Es erzählt die Geschichten der Sámi und ihren Kampf um ihr Überleben. Wir begleiten Inga, ihre Mutter Rávdná und deren Schwester Anne über mehrere Jahrzehnte und erleben mit, wie ihre Koten immer wieder geflutet werden, weil der Staudamm immer wieder erhöht wird, um mehr Wasserkraft zu produzieren. Aber Rávdná ist eine Kämpferin und sieht nicht ein, warum sie auf ihr Land verzichten soll. Die Regierung ist allerdings der Meinung, dass das Land gar nicht den Sámi gehört.
Allein schon der Schriftverkehr, den es hauptsächlich in einseitiger Richtung gibt, ist äußerst fragwürdig. Dort wird den Sámi zum Beispiel abgesprochen, ein Haus zu bauen und sich um dieses auch zu kümmern. Zumal davon ausgegangen wird, dass die Lappen nicht dazu geschaffen sind, sesshaft zu werden.
Aber Ingas Mutter gibt nicht auf und kämpft weiter. Irgendwann erhält sie auch die Unterstützung ihrer Landsleute und schafft es tatsächlich, sich ein wenig aufzulehnen, meist dadurch, dass sie die Schreiben ignoriert.
Auch wenn die Verbindung zwischen Inga und ihrer Mutter nicht so tief zu sein scheint, so sind sie sich doch darin einig, dass sie ein selbstbestimmtes Leben führen wollen.
Es ist wieder einmal der Beweis, dass es doch in jedem Land, in dem es Naturvölker gibt, der Regierung nicht nötig scheint, sich für diese einzusetzen oder ihnen auch nur zuzuhören. Eigentlich ziemlich doof, denn von diesen Völkern könnten wir ja tatsächlich etwas lernen und hätten somit vielleicht die passenderen Ideen, wie wir wieder im Einklang mit Mutter Natur leben könnten.
Traurig, dass es heutzutage nur noch um Profit geht und die Stimmen derer, die noch wissen, wie es besser geht, langsam verstummen.
Fazit:
Es hat mich tief bewegt, zu sehen, dass es auch in den nordischen Ländern nicht besser zugeht, als anderswo. Und das wir bisher die Volksgruppe der Sámi gar nicht auf dem Schirm hatten. Endlich erhalten sie auch eine Stimme.

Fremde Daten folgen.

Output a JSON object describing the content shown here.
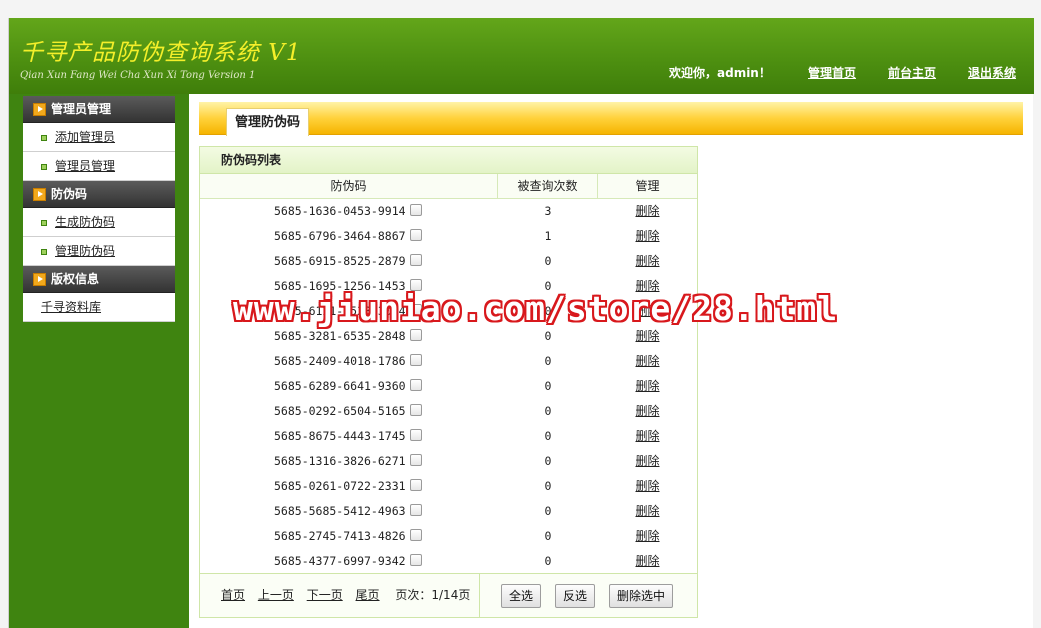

Kein einfacher Roman. Sehr wortgewaltig... sehr imposant im Geschehen.
Kaum hatte uch mit dem Lesen des Buches beginnen wollte ich nicht mehr aufhören. Die Thematik war ehrlich gesagt gar nicht so meins. Jedoch konnte mich der Schreibstil von sich überzeugen und derart Fesseln, dass ich das Buch ziemlich schnell durchgesuchtet hatte.
Klare Kauf- und Leseempfehlung von meiner Seite aus.

Ein großartiges stilles Leseerlebnis! Ein See, der erzählt, drei Frauen und die Natur - ich war zutiefst berührt von der Langsamkeit des Erzählens, vom Leben und der Geschichte der Samen. Ein großes Geschenk an alle Lesenden.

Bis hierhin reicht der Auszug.